PECHINO. – Dopo il tonfo delle amministrative di novembre 2018 e le dimissioni dalla leadership del Partito democratico progressista, la parabola politica di Tsai Ing-wen sembrava segnata. A poco più di un anno di distanza, la prima donna a salire fino alla presidenza di Taiwan si avvia, stando ai sondaggi, a strappare un secondo mandato alle elezioni di sabato sulla scia dell’indignazione dell’isola per le proteste di Hong Kong e dell’ondata di resistenza al pressing della Cina in forza di “una scelta di campo a favore della democrazia”.
La solidarietà verso l’ex colonia britannica ha cambiato le fortune di Tsai, il cui partito ha premuto molto sull’identità taiwanese, contro l’immagine data di Han Kuo-yu, il sindaco della città portuale di Kaohsiung e candidato dei Nazionalisti del Kuomintang, che ha puntato sulle difficoltà economiche e sul futuro incerto delle giovani generazioni. Nella percezione diffusa, il Kmt è una forza conciliante con Pechino, promotrice della firma del “Consensus” del 1992 sul principio della ‘Unica Cina’, di cui Taipei dà lettura diversa da quella di Pechino.
Tsai si è rifiutata di riconoscere l’Unica Cina già dalla salita al potere a maggio 2016, ha promosso politiche incentrate sull’autonomia e ha acquistato armamenti per miliardi di dollari dagli Usa con cui ha stretto oltremodo i rapporti, mandando su tutte le furie Pechino che ha aumentato il pressing, anche militare sull’isola.
Taiwan è “parte integrante del territorio” da riunire “alla madrepatria anche con la forza, se necessario”, ha detto in più volte il presidente Xi Jinping, che ha proposto un avvicinamento di Taipei al modello di semi-sovranità di “un Paese, due sistemi” come per Hong Kong e Macao. Un tema diventato un pilastro elettorale di Tsai, rifiutatasi di prenderlo in considerazione alla luce dei fatti di Hong Kong.

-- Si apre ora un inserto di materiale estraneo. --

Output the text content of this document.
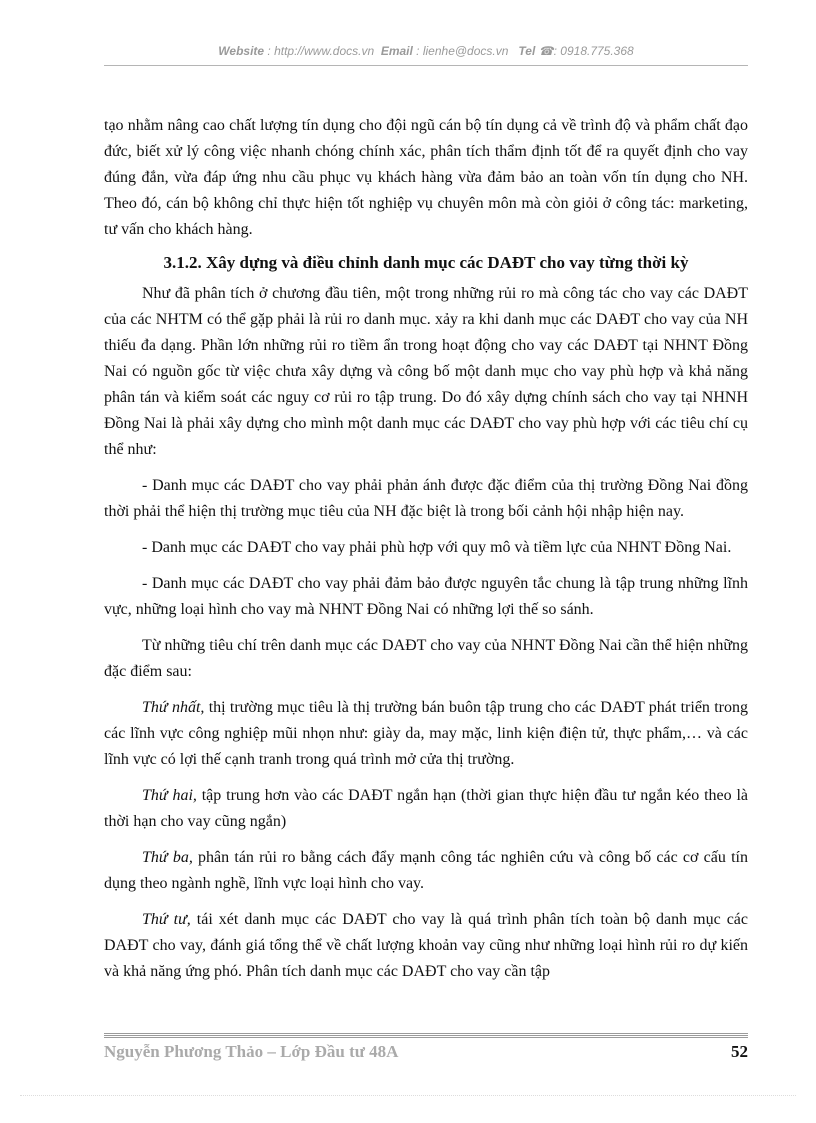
Website : http://www.docs.vn Email : lienhe@docs.vn Tel ☎: 0918.775.368

tạo nhằm nâng cao chất lượng tín dụng cho đội ngũ cán bộ tín dụng cả về trình độ và phẩm chất đạo đức, biết xử lý công việc nhanh chóng chính xác, phân tích thẩm định tốt để ra quyết định cho vay đúng đắn, vừa đáp ứng nhu cầu phục vụ khách hàng vừa đảm bảo an toàn vốn tín dụng cho NH. Theo đó, cán bộ không chỉ thực hiện tốt nghiệp vụ chuyên môn mà còn giỏi ở công tác: marketing, tư vấn cho khách hàng.

3.1.2. Xây dựng và điều chỉnh danh mục các DAĐT cho vay từng thời kỳ

Như đã phân tích ở chương đầu tiên, một trong những rủi ro mà công tác cho vay các DAĐT của các NHTM có thể gặp phải là rủi ro danh mục. xảy ra khi danh mục các DAĐT cho vay của NH thiếu đa dạng. Phần lớn những rủi ro tiềm ẩn trong hoạt động cho vay các DAĐT tại NHNT Đồng Nai có nguồn gốc từ việc chưa xây dựng và công bố một danh mục cho vay phù hợp và khả năng phân tán và kiểm soát các nguy cơ rủi ro tập trung. Do đó xây dựng chính sách cho vay tại NHNH Đồng Nai là phải xây dựng cho mình một danh mục các DAĐT cho vay phù hợp với các tiêu chí cụ thể như:

- Danh mục các DAĐT cho vay phải phản ánh được đặc điểm của thị trường Đồng Nai đồng thời phải thể hiện thị trường mục tiêu của NH đặc biệt là trong bối cảnh hội nhập hiện nay.

- Danh mục các DAĐT cho vay phải phù hợp với quy mô và tiềm lực của NHNT Đồng Nai.

- Danh mục các DAĐT cho vay phải đảm bảo được nguyên tắc chung là tập trung những lĩnh vực, những loại hình cho vay mà NHNT Đồng Nai có những lợi thế so sánh.

Từ những tiêu chí trên danh mục các DAĐT cho vay của NHNT Đồng Nai cần thể hiện những đặc điểm sau:

Thứ nhất, thị trường mục tiêu là thị trường bán buôn tập trung cho các DAĐT phát triển trong các lĩnh vực công nghiệp mũi nhọn như: giày da, may mặc, linh kiện điện tử, thực phẩm,… và các lĩnh vực có lợi thế cạnh tranh trong quá trình mở cửa thị trường.

Thứ hai, tập trung hơn vào các DAĐT ngắn hạn (thời gian thực hiện đầu tư ngắn kéo theo là thời hạn cho vay cũng ngắn)

Thứ ba, phân tán rủi ro bằng cách đẩy mạnh công tác nghiên cứu và công bố các cơ cấu tín dụng theo ngành nghề, lĩnh vực loại hình cho vay.

Thứ tư, tái xét danh mục các DAĐT cho vay là quá trình phân tích toàn bộ danh mục các DAĐT cho vay, đánh giá tổng thể về chất lượng khoản vay cũng như những loại hình rủi ro dự kiến và khả năng ứng phó. Phân tích danh mục các DAĐT cho vay cần tập

Nguyễn Phương Thảo – Lớp Đầu tư 48A	52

Dalla prospettiva cinese, Taiwan “si prepara alle elezioni regionali”, ha titolato il Global Times, tabloid del Quotidiano del Popolo, la ‘voce’ del Partito comunista, tra le accuse di “influenza” della Cina sul voto (ci sono stati casi di fake news contro la Tsai, tra le cause che hanno portato al varo della legge ‘anti-infiltrazioni esterne’) e il condizionamento delle proteste di Hong Kong.
Malgrado le crescenti sfide e il rafforzamento delle forze “pro-indipendenza”, la “riunificazione è un trend inevitabile a prescindere dal vincitore” elettorale.
Liu Jieyi, capo del Taiwan Work Office del Comitato centrale del Pcc e dell’Ufficio di Taiwan del governo, ha ammonito a inizio anno che se le due parti troveranno un passo di sviluppo pacifico, “i compatrioti di Taiwan potranno godere dei relativi benefici”. Invece, “il confronto e l’ostilità di una piccola minoranza finiranno per colpire gli interessi dei compatrioti”.
Il ministro degli Esteri taiwanese Joseph Wu ha offerto oggi un ramo d’ulivo a Pechino dicendo che, se rieletta, Tsai terrebbe lo status quo, quindi non cercherebbe l’indipendenza, all’insegna di “relazioni sostenibili, prevedibili e pacifiche”.
Wu ha chiesto alla Cina di non fare ritorsioni. “Sono nostre elezioni: se vogliono giocare con le democrazie in altri Paesi, forse potrebbero provare facendo le loro elezioni”, ha aggiunto.
Tsai, 63 anni con studi alla London School of Economics, è secondo i sondaggi di fine dicembre al 50% delle intenzioni di voto, con un ampio margine del 25-30% su Han, margine incolmabile secondo gli esperti.